I first began working at Sentia as a co-op from January 2023 to August 2023 for a total of 8 months as my final co-op placement of my undergraduate career. Directly afterwards, during the final 8 months of my degree, I continued to work for them as a part-time employee. After graduation, I was welcomed to a permanent full-time position at the company which lasted from June 2024 to December 2024. The following is a major project which I worked on, parts of it beginning as a co-op, and more complex elements being finished during my time as a permanent full-time employee.

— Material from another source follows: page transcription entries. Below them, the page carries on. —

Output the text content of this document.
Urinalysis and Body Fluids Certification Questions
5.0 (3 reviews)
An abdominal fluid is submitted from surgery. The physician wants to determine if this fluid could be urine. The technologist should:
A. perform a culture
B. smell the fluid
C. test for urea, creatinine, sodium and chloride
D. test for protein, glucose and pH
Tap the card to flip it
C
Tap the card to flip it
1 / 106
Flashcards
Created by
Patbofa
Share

At Sentia, I led the design and implementation of a centralized log management system designed to aggregate and process logs from a wide variety of customer devices which generated logs in different formats and frequencies, presenting unique challenges for data ingestion. This project was a culmination of my studies in data engineering and software architecture, including my implementation of the medallion architecture, as well as the use of Azure Databricks, PySpark, and Azure Data Factory, and transformed how we monitored customer infrastructure.
Our customers operated in distributed cloud environments, generating gigabytes of server logs daily from several device types such as switches, servers, storage devices, virtual machines (VMs), and other network appliances. These logs were critical for monitoring system health and detecting security breaches. However, the logs were stored in siloed systems across multiple cloud providers (e.g., AWS, Azure, GCP) and on-premise servers. Retrieving and analyzing this data was a manual, time-consuming process, often taking days. This delay hindered incident response and posed significant risks to our service.
The challenge was clear: How could we consolidate, process, and analyze logs from 50+ diverse environments in near-real time, while ensuring scalability, reliability, and cost efficiency?
The first step was to build a robust data ingestion pipeline that could collect logs from 50+ customer environments, each with its own format, protocol, and storage system. I chose Azure Data Factory (ADF) for this task due to its flexibility and scalability.
Design Pattern: I implemented a publisher-subscriber model, where each customer environment acted as a publisher, sending logs to a centralized ingestion endpoint. ADF served as the subscriber, orchestrating the ingestion process.
Technical Implementation: I created custom connectors in ADF to handle diverse log formats (e.g., JSON, CSV, syslog) and protocols (e.g., HTTP, FTP, SFTP). For example, I used ADF’s REST API connector to pull logs from customer APIs and the Blob Storage connector to fetch logs stored in Azure Blob Storage.
Automation: The pipeline was scheduled to run at 5-minute intervals, ensuring near-real-time data availability. I also implemented retry mechanisms and dead-letter queues to handle transient failures and ensure data integrity.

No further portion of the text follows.